The District-based nonprofit Startup America Partnership will merge with another entrepreneurship advocacy group just more than two years after it was created in conjunction with an Obama administration initiative to spur investment in start-ups that could create jobs.
The organization will join Seattle-based Startup Weekend under the umbrella Up Global. Startup Weekend hosts competitions in cities around the world in which participants have just 54 hours to create a business.
Startup America Chairman Steve Case said Up Global will effectively serve as a holding company. The two organizations will share leadership and financial backers, but continue to produce events under their separate monikers.
Case, who will serve as chairman of Up Global, said Startup America was conceived as a three-year program that would establish regional start-up hubs around the United States. Those hubs would remain even after the national organization dissolved.
Since the partnership’s inception in early 2011, 32 state or regional groups with nearly 13,000 start-up members have been created, according to its Web site, including outposts in Maryland, Virginia and the District.
“We’ve got one more year. How do we make sure we end with momentum?” Case said. “The overwhelming sense was don’t end, [we’ve] made great progress, let’s build on that as opposed to call it a day.”
But Case said the board decided that for the nonprofit to continue it would need to join forces with another organization and zeroed in on Startup Weekend, which is sponsored by the Kauffman Foundation, as a potential partner.
Startup Weekend chief executive Marc Nager will head Up Global. Scott Case, the chief executive of Startup America, will step out of that role after a transition period.
Though Startup Weekend has taken a more grassroots approach to entrepreneurship that is international in scope, Case said Startup America will continue to focus its attention on the United States, including shaping public policy to favor entrepreneurs.
“My principle focus and passion is more on the United States side of things,” Case said. “That will be my primary focus. But I also recognize that entrepreneurship is an important strategic priority for the United States even outside of the United States.”
District economic development officials welcomed a tour of at least 50 German entrepreneurs last week, taking the group through the city’s latest monument to technology: the start-up hub 1776.
The shared office space in Northwest D.C. is home to some 75 start-ups working in sectors as varied as education, travel, apparel and politics, among others. The venue opened earlier this spring with the help of a $200,000 city grant.
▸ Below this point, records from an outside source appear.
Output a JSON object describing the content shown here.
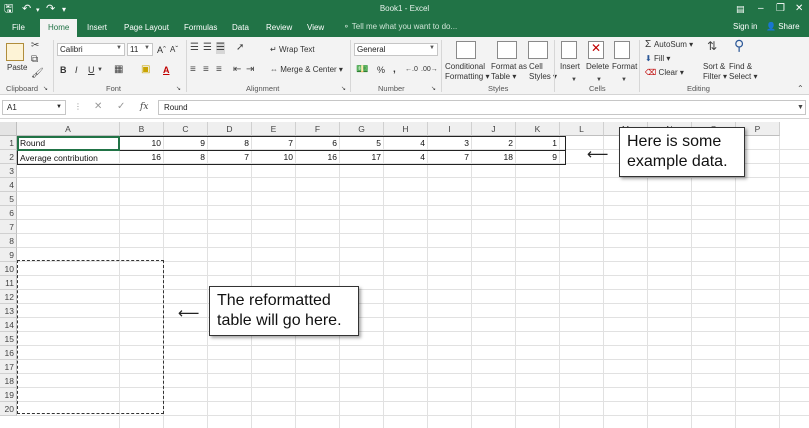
{
  "window": {
    "title": "Book1 - Excel",
    "quick_access": [
      "save-icon",
      "undo-icon",
      "redo-icon",
      "customize-icon"
    ],
    "controls": [
      "minimize-icon",
      "restore-icon",
      "maximize-icon",
      "close-icon"
    ]
  },
  "tabs": [
    "File",
    "Home",
    "Insert",
    "Page Layout",
    "Formulas",
    "Data",
    "Review",
    "View"
  ],
  "active_tab": "Home",
  "tell_me": "Tell me what you want to do...",
  "sign_in": "Sign in",
  "share": "Share",
  "ribbon": {
    "clipboard": {
      "label": "Clipboard",
      "paste": "Paste"
    },
    "font": {
      "label": "Font",
      "name": "Calibri",
      "size": "11",
      "bold": "B",
      "italic": "I",
      "underline": "U"
    },
    "alignment": {
      "label": "Alignment",
      "wrap_text": "Wrap Text",
      "merge_center": "Merge & Center"
    },
    "number": {
      "label": "Number",
      "format": "General",
      "percent": "%",
      "comma": ","
    },
    "styles": {
      "label": "Styles",
      "conditional": [
        "Conditional",
        "Formatting ▾"
      ],
      "format_table": [
        "Format as",
        "Table ▾"
      ],
      "cell_styles": [
        "Cell",
        "Styles ▾"
      ]
    },
    "cells": {
      "label": "Cells",
      "insert": "Insert",
      "delete": "Delete",
      "format": "Format"
    },
    "editing": {
      "label": "Editing",
      "autosum": "AutoSum",
      "fill": "Fill",
      "clear": "Clear",
      "sort_filter": [
        "Sort &",
        "Filter ▾"
      ],
      "find_select": [
        "Find &",
        "Select ▾"
      ]
    }
  },
  "formula_bar": {
    "name_box": "A1",
    "fx": "fx",
    "content": "Round"
  },
  "columns": [
    "A",
    "B",
    "C",
    "D",
    "E",
    "F",
    "G",
    "H",
    "I",
    "J",
    "K",
    "L",
    "M",
    "N",
    "O",
    "P"
  ],
  "rows": [
    "1",
    "2",
    "3",
    "4",
    "5",
    "6",
    "7",
    "8",
    "9",
    "10",
    "11",
    "12",
    "13",
    "14",
    "15",
    "16",
    "17",
    "18",
    "19",
    "20"
  ],
  "cells": {
    "row1": {
      "label": "Round",
      "values": [
        "10",
        "9",
        "8",
        "7",
        "6",
        "5",
        "4",
        "3",
        "2",
        "1"
      ]
    },
    "row2": {
      "label": "Average contribution",
      "values": [
        "16",
        "8",
        "7",
        "10",
        "16",
        "17",
        "4",
        "7",
        "18",
        "9"
      ]
    }
  },
  "callouts": {
    "example": [
      "Here is some",
      "example data."
    ],
    "reformat": [
      "The reformatted",
      "table will go here."
    ]
  }
}
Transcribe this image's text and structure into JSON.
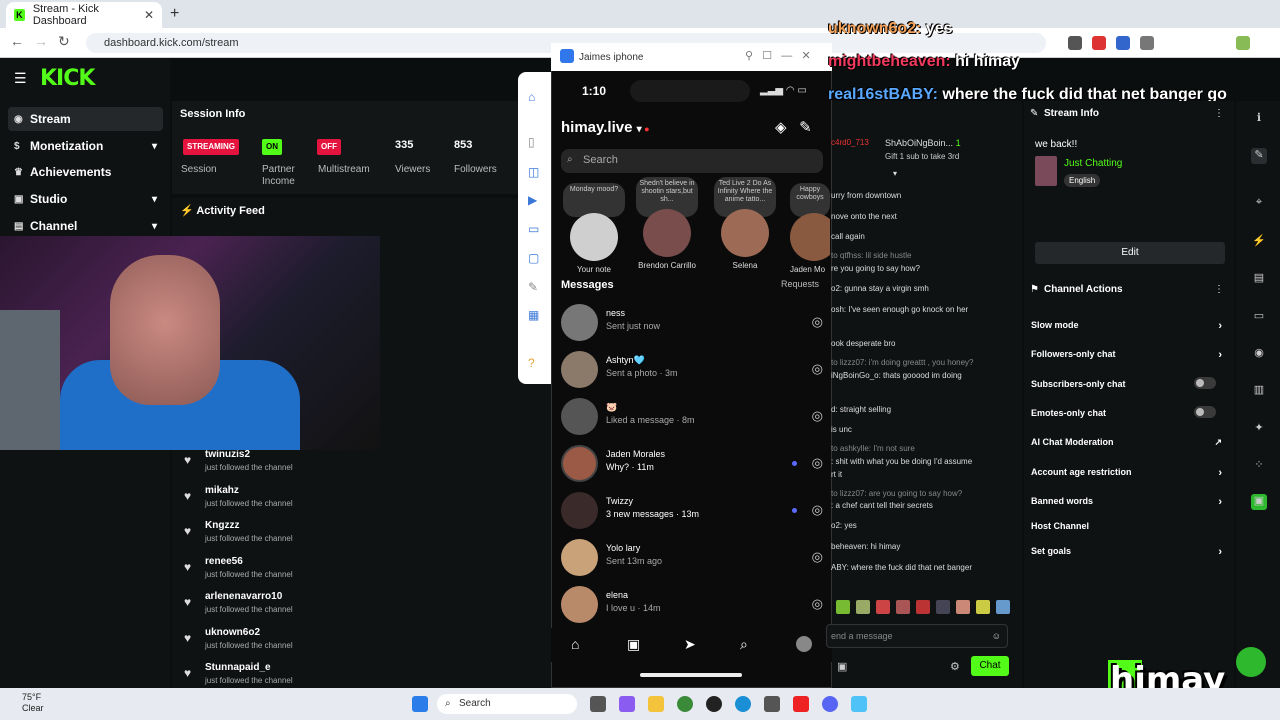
{
  "browser": {
    "tab_title": "Stream - Kick Dashboard",
    "url": "dashboard.kick.com/stream"
  },
  "kick": {
    "logo": "KICK",
    "nav": [
      {
        "label": "Stream",
        "icon": "broadcast-icon"
      },
      {
        "label": "Monetization",
        "icon": "dollar-icon"
      },
      {
        "label": "Achievements",
        "icon": "trophy-icon"
      },
      {
        "label": "Studio",
        "icon": "studio-icon"
      },
      {
        "label": "Channel",
        "icon": "channel-icon"
      }
    ],
    "session": {
      "title": "Session Info",
      "streaming": "STREAMING",
      "session_label": "Session",
      "partner_on": "ON",
      "partner_label": "Partner Income",
      "multistream_off": "OFF",
      "multistream_label": "Multistream",
      "viewers": "335",
      "viewers_label": "Viewers",
      "followers": "853",
      "followers_label": "Followers"
    },
    "feed": {
      "title": "Activity Feed",
      "items": [
        {
          "name": "twinuzis2",
          "sub": "just followed the channel"
        },
        {
          "name": "mikahz",
          "sub": "just followed the channel"
        },
        {
          "name": "Kngzzz",
          "sub": "just followed the channel"
        },
        {
          "name": "renee56",
          "sub": "just followed the channel"
        },
        {
          "name": "arlenenavarro10",
          "sub": "just followed the channel"
        },
        {
          "name": "uknown6o2",
          "sub": "just followed the channel"
        },
        {
          "name": "Stunnapaid_e",
          "sub": "just followed the channel"
        }
      ]
    }
  },
  "phone": {
    "window_title": "Jaimes iphone",
    "time": "1:10",
    "username": "himay.live",
    "search_placeholder": "Search",
    "stories": [
      {
        "note": "Monday mood?",
        "name": "Your note"
      },
      {
        "note": "Shedn't believe in shootin stars,but sh...",
        "name": "Brendon Carrillo"
      },
      {
        "note": "Ted Live 2 Do As Infinity Where the anime tatto...",
        "name": "Selena"
      },
      {
        "note": "Happy cowboys",
        "name": "Jaden Mo"
      }
    ],
    "messages_label": "Messages",
    "requests_label": "Requests",
    "messages": [
      {
        "name": "ness",
        "sub": "Sent just now"
      },
      {
        "name": "Ashtyn🩵",
        "sub": "Sent a photo · 3m"
      },
      {
        "name": "🐷",
        "sub": "Liked a message · 8m"
      },
      {
        "name": "Jaden Morales",
        "sub": "Why? · 11m"
      },
      {
        "name": "Twizzy",
        "sub": "3 new messages · 13m"
      },
      {
        "name": "Yolo lary",
        "sub": "Sent 13m ago"
      },
      {
        "name": "elena",
        "sub": "I love u · 14m"
      }
    ]
  },
  "overlay_chat": [
    {
      "user": "uknown6o2:",
      "text": "yes"
    },
    {
      "user": "mightbeheaven:",
      "text": "hi himay"
    },
    {
      "user": "real16stBABY:",
      "text": "where the fuck did that net banger go"
    }
  ],
  "chat": {
    "pinned_user": "ShAbOiNgBoin...",
    "pinned_count": "1",
    "pinned_sub": "Gift 1 sub to take 3rd",
    "lines": [
      "urry from downtown",
      "nove onto the next",
      "call again",
      "to qtfhss: lil side hustle",
      "re you going to say how?",
      "o2: gunna stay a virgin smh",
      "osh: I've seen enough go knock on her",
      "ook desperate bro",
      "to lizzz07: i'm doing greattt , you honey?",
      "iNgBoinGo_o: thats gooood im doing",
      "d: straight selling",
      "is unc",
      "to ashkylle: I'm not sure",
      ": shit with what you be doing I'd assume",
      "rt it",
      "to lizzz07: are you going to say how?",
      ": a chef cant tell their secrets",
      "o2: yes",
      "beheaven: hi himay",
      "ABY: where the fuck did that net banger"
    ],
    "input_placeholder": "end a message",
    "send_label": "Chat"
  },
  "stream_info": {
    "title": "Stream Info",
    "status": "we back!!",
    "category": "Just Chatting",
    "language": "English",
    "edit_label": "Edit"
  },
  "channel_actions": {
    "title": "Channel Actions",
    "items": [
      "Slow mode",
      "Followers-only chat",
      "Subscribers-only chat",
      "Emotes-only chat",
      "AI Chat Moderation",
      "Account age restriction",
      "Banned words",
      "Host Channel",
      "Set goals"
    ]
  },
  "brand": {
    "text": "himay",
    "accent": "#53fc18"
  },
  "taskbar": {
    "temp": "75°F",
    "weather": "Clear",
    "search": "Search"
  }
}
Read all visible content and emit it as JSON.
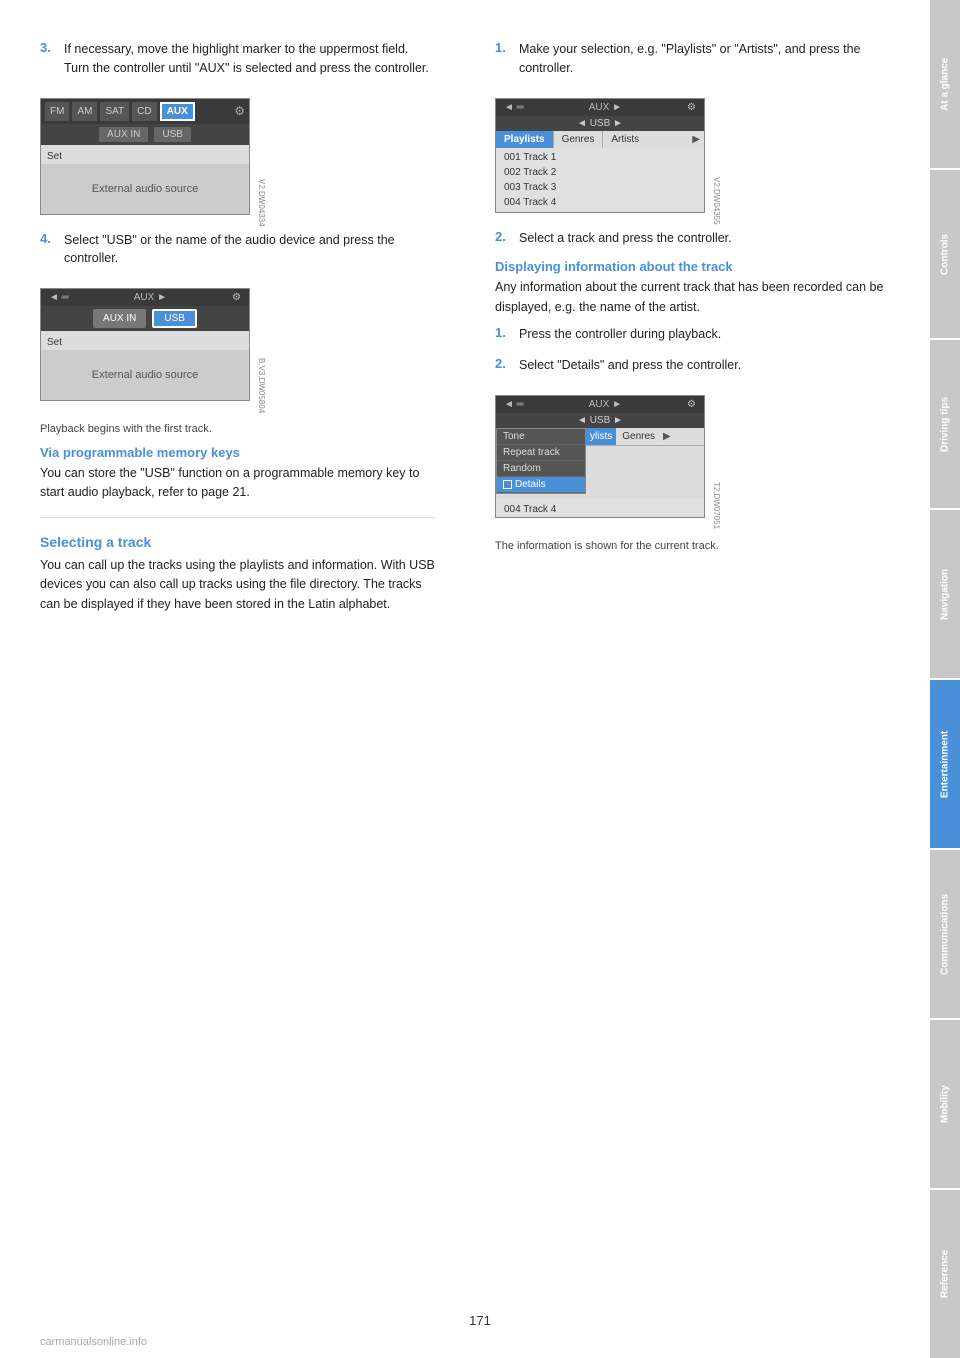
{
  "page": {
    "number": "171",
    "watermark": "carmanualsonline.info"
  },
  "sidebar": {
    "tabs": [
      {
        "id": "at-a-glance",
        "label": "At a glance",
        "active": false
      },
      {
        "id": "controls",
        "label": "Controls",
        "active": false
      },
      {
        "id": "driving-tips",
        "label": "Driving tips",
        "active": false
      },
      {
        "id": "navigation",
        "label": "Navigation",
        "active": false
      },
      {
        "id": "entertainment",
        "label": "Entertainment",
        "active": true
      },
      {
        "id": "communications",
        "label": "Communications",
        "active": false
      },
      {
        "id": "mobility",
        "label": "Mobility",
        "active": false
      },
      {
        "id": "reference",
        "label": "Reference",
        "active": false
      }
    ]
  },
  "left_column": {
    "step3": {
      "number": "3.",
      "text": "If necessary, move the highlight marker to the uppermost field. Turn the controller until \"AUX\" is selected and press the controller."
    },
    "screen1": {
      "top_buttons": [
        "FM",
        "AM",
        "SAT",
        "CD",
        "AUX"
      ],
      "active_button": "AUX",
      "row2_buttons": [
        "AUX IN",
        "USB"
      ],
      "set_label": "Set",
      "body_text": "External audio source",
      "img_num": "V2.DW04334"
    },
    "step4": {
      "number": "4.",
      "text": "Select \"USB\" or the name of the audio device and press the controller."
    },
    "screen2": {
      "top_text": "AUX",
      "row2_buttons": [
        "AUX IN",
        "USB"
      ],
      "active_button": "USB",
      "set_label": "Set",
      "body_text": "External audio source",
      "img_num": "B.V3.DW05804"
    },
    "caption1": "Playback begins with the first track.",
    "sub_heading_memory": "Via programmable memory keys",
    "text_memory": "You can store the \"USB\" function on a programmable memory key to start audio playback, refer to page 21.",
    "section_heading_track": "Selecting a track",
    "text_track": "You can call up the tracks using the playlists and information. With USB devices you can also call up tracks using the file directory. The tracks can be displayed if they have been stored in the Latin alphabet."
  },
  "right_column": {
    "step1": {
      "number": "1.",
      "text": "Make your selection, e.g. \"Playlists\" or \"Artists\", and press the controller."
    },
    "screen3": {
      "top_text": "AUX",
      "sub_top": "USB",
      "tabs": [
        "Playlists",
        "Genres",
        "Artists"
      ],
      "active_tab": "Playlists",
      "tracks": [
        "001 Track 1",
        "002 Track 2",
        "003 Track 3",
        "004 Track 4"
      ],
      "img_num": "V2.DW04355"
    },
    "step2": {
      "number": "2.",
      "text": "Select a track and press the controller."
    },
    "sub_heading_info": "Displaying information about the track",
    "text_info": "Any information about the current track that has been recorded can be displayed, e.g. the name of the artist.",
    "step1b": {
      "number": "1.",
      "text": "Press the controller during playback."
    },
    "step2b": {
      "number": "2.",
      "text": "Select \"Details\" and press the controller."
    },
    "screen4": {
      "top_text": "AUX",
      "sub_top": "USB",
      "menu_items": [
        "Tone",
        "Repeat track",
        "Random",
        "Details"
      ],
      "highlighted_item": "Details",
      "tab_partial": "ylists",
      "tab2": "Genres",
      "bottom_track": "004 Track 4",
      "img_num": "T2.DW07051"
    },
    "caption2": "The information is shown for the current track."
  }
}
The stop may have seemed like small potatoes for visitors fresh off a trek through the tech firms in Silicon Valley, but 1776 gives D.C. officials a landmark where they can showcase innovative companies and the city’s commitment to entrepreneurship, said David Zipper, director of business development and strategy.
A smaller group from the Chinese embassy had already toured the 1776 venue. Zipper said last week’s German delegation was the largest to date. Among the attendees were D.C. Mayor Vincent Gray, German Ambassador Peter Ammon and Philipp Roesler, Germany’s vice chancellor and minister of economics and technology.
“I’ve never had a place to bring them like 1776 before, so this is a really new and exciting opportunity that’s just opening now,” Zipper said.
Leesburg-based Gravy, a service that helps people find local events, debuted www.findgravy.com last week, a Web version of the smartphone app the company launched last year.
The Web site asks visitors to choose their “mood” from lively, classy, brainy, playtime or whatever, then suggests nearby concerts, gallery openings and other events based on their selection.
Gravy, initially called TimeRazor, raised $3 million from investors in December.
The Tech Council of Maryland, a trade organization representing information technology and biotechnology firms in the state, named Doug Doerfler chairman of its board.
Doerfler serves as chief executive of Gaithersburg-based life sciences company MaxCyte. He also sits on the board of the Biotechnology Industry Organization, the sector’s main advocacy group and association.
The Tech Council of Maryland is still searching for a chief executive.